Machine learning integrated QSAR and molecular docking for identifying natural product derived PDE4B inhibitors in psoriatic arthritis
摘要
Psoriatic arthritis (PsA) is an immune-mediated inflammatory arthropathy occurring as a consequence of psoriasis that presents with chronic joint pain, swelling, stiffness and progressive structural damage along with enthesitis, dactylitis and reduced mobility. Management strategies to treat joint pain range from NSAIDs, corticosteroids as well as conventional and biologic DMARDs.Among these, phosphodiesterase 4 (PDE4) inhibitors represent a key oral non-biologic treatment option although approved agents such as Apremilast are limited by adverse effects.
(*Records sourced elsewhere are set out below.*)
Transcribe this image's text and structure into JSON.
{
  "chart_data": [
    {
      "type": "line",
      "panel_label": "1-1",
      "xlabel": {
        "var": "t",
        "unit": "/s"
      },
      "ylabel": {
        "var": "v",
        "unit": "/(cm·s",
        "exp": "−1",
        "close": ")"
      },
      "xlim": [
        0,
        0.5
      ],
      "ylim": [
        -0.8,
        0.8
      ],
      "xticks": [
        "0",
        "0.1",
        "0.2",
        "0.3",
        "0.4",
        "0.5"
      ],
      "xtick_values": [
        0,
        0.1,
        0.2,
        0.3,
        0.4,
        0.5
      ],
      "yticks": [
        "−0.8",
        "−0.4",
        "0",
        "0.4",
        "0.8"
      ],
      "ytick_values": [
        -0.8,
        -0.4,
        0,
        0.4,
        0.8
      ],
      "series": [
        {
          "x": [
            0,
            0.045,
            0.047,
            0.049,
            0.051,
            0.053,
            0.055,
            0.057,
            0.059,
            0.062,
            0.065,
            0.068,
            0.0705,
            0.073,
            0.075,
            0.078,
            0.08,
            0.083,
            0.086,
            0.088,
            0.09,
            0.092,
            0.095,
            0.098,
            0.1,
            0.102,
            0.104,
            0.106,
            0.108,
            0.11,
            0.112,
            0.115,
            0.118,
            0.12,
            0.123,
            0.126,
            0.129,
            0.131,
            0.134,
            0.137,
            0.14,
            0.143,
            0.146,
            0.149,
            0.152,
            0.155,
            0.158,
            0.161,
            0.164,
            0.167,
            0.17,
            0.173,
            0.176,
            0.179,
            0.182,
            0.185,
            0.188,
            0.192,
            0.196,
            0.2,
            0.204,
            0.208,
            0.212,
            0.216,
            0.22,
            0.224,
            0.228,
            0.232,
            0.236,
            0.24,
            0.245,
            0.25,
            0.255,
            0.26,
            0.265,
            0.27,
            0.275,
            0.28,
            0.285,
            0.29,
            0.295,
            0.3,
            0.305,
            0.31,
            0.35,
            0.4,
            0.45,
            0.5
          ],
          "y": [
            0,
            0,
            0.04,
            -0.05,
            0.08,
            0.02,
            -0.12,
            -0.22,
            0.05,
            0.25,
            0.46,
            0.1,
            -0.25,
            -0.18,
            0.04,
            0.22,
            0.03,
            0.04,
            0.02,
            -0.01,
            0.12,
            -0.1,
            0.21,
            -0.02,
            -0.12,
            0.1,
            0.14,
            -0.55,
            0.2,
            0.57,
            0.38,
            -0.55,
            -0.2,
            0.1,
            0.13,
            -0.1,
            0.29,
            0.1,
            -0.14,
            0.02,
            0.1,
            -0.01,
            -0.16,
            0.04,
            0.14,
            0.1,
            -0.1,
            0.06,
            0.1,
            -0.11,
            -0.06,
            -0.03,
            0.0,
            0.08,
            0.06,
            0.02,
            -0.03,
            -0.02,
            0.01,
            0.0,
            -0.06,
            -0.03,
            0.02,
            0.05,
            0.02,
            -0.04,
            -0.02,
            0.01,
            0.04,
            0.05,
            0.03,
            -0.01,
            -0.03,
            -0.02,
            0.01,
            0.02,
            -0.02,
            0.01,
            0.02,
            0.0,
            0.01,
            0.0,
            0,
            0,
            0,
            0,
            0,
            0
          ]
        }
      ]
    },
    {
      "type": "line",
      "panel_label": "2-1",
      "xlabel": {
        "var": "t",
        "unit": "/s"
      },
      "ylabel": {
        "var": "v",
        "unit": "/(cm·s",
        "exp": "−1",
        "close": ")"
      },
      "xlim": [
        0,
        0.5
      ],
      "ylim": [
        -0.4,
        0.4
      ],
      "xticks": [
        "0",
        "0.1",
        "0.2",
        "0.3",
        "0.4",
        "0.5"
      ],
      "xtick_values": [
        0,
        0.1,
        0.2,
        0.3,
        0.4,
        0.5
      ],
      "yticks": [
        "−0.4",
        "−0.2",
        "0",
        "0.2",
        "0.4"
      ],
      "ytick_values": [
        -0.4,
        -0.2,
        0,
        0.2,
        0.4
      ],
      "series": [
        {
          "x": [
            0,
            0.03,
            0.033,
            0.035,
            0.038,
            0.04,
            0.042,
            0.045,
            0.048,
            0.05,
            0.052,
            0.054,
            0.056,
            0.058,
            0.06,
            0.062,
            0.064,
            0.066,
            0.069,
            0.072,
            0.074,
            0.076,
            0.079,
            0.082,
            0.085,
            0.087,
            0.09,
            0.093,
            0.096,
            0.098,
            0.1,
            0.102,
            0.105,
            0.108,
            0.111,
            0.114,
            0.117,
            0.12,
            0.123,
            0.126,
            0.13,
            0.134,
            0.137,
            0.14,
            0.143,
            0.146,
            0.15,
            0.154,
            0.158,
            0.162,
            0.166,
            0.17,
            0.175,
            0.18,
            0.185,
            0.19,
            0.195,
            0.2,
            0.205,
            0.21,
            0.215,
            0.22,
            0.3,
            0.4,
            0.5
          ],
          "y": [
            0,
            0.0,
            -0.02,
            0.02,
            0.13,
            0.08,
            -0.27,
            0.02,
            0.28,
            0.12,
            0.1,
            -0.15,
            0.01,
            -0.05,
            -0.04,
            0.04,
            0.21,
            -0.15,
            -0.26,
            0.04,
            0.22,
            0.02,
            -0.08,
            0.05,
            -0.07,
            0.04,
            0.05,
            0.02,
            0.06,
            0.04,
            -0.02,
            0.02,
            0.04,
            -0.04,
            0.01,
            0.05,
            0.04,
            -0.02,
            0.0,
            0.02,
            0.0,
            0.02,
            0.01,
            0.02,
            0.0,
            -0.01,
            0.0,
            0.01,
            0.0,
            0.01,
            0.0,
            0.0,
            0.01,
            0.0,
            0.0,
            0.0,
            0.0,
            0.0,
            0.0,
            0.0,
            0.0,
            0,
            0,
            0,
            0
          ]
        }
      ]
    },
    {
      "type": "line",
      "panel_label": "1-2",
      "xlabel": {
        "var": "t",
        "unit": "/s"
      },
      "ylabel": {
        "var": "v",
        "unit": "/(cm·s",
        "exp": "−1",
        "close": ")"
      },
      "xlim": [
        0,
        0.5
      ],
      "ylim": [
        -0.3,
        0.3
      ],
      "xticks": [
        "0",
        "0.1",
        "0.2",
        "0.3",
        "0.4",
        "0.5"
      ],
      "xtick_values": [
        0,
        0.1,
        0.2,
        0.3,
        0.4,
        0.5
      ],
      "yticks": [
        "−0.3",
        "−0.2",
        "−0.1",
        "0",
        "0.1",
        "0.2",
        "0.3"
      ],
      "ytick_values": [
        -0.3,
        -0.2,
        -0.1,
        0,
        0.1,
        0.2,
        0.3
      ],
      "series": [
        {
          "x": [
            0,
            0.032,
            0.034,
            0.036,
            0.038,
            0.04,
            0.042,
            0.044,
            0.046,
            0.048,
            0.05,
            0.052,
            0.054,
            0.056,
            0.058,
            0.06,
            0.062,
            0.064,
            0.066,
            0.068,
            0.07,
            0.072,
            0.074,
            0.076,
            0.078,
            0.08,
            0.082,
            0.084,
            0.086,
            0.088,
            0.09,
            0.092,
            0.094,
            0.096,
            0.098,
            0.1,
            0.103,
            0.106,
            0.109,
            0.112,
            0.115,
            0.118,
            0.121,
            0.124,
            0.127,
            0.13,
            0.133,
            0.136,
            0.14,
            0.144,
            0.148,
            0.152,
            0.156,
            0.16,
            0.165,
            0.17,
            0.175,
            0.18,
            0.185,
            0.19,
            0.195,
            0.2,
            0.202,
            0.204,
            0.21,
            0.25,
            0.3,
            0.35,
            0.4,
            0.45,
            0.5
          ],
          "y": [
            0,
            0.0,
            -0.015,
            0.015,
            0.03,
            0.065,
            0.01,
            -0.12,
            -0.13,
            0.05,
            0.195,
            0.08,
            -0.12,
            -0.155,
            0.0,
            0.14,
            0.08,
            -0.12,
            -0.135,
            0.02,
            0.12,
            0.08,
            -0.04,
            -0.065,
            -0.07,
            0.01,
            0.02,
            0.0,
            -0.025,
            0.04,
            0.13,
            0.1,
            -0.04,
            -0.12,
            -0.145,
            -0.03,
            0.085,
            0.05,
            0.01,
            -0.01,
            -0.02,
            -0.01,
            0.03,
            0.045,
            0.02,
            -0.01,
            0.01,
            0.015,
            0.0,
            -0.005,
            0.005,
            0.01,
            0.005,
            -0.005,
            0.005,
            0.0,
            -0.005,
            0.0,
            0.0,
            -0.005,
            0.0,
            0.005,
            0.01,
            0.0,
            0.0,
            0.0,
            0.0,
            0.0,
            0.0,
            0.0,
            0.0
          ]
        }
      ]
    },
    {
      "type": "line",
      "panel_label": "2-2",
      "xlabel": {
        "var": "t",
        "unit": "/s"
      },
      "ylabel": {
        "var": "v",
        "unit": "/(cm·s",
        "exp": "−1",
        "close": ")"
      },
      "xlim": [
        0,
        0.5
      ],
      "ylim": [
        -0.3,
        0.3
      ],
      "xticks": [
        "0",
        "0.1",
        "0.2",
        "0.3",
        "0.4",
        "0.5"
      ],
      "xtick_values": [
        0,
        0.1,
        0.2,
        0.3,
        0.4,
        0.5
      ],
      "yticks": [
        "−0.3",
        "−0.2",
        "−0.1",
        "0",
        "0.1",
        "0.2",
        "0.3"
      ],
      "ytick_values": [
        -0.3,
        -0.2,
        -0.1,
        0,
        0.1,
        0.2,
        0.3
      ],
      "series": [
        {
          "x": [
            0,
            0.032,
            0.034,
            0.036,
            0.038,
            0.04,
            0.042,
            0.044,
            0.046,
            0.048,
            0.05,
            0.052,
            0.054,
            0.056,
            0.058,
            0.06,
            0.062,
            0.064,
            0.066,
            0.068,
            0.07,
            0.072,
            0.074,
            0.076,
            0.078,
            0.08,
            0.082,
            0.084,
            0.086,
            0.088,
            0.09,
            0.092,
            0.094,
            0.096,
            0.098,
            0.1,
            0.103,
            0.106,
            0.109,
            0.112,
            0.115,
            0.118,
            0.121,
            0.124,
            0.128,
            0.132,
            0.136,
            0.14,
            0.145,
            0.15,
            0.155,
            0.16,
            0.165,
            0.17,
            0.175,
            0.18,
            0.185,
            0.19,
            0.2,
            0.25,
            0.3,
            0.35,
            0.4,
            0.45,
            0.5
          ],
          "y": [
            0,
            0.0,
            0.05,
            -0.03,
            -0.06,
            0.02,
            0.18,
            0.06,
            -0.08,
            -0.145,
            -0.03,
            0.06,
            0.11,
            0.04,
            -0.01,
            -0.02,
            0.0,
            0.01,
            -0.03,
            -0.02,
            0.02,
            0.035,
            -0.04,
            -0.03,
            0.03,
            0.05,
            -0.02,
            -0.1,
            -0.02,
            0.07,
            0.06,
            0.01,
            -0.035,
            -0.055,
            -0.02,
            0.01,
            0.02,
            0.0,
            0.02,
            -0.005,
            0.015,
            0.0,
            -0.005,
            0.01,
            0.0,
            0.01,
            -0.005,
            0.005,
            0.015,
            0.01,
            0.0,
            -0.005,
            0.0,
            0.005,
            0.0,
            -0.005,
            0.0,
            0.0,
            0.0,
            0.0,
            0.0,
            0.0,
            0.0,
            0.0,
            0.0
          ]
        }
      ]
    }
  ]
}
In this study, bioactivity data for PDE4 family inhibitors were retrieved from ChEMBL and processed into molecular descriptors and fingerprints for quantitative structure–activity relationship (QSAR) modelling. Feature refinement using correlation filtering and Random Forest based importance ranking resulted in a reduced biologically meaningful feature set. The final predictive model demonstrated stable performance supported by internal validation and cross validation. Chemical space was further explored using KMeans clustering enabling identification of more coherent structure activity relationships. Scaffolds extracted from high-performing clusters were subsequently screened against the COCONUT natural product database yielding 629 structurally relevant hits. Prioritized compounds were evaluated using molecular docking against PDE4B (PDB ID: 1XMU). Two candidates, hyrtioseragamine B (CNP0154829.0) and amodiaquine (CNP0349391.0), exhibited favourable binding affinities and interaction patterns comparable to the reference inhibitor apremilast. Subsequent in silico ADME profiling suggested complementary advantages: amodiaquine displayed favourable drug-likeness, while hyrtioseragamine B, despite its structural complexity, demonstrated promising binding characteristics and may represent a novel chemotype for PDE4B inhibition.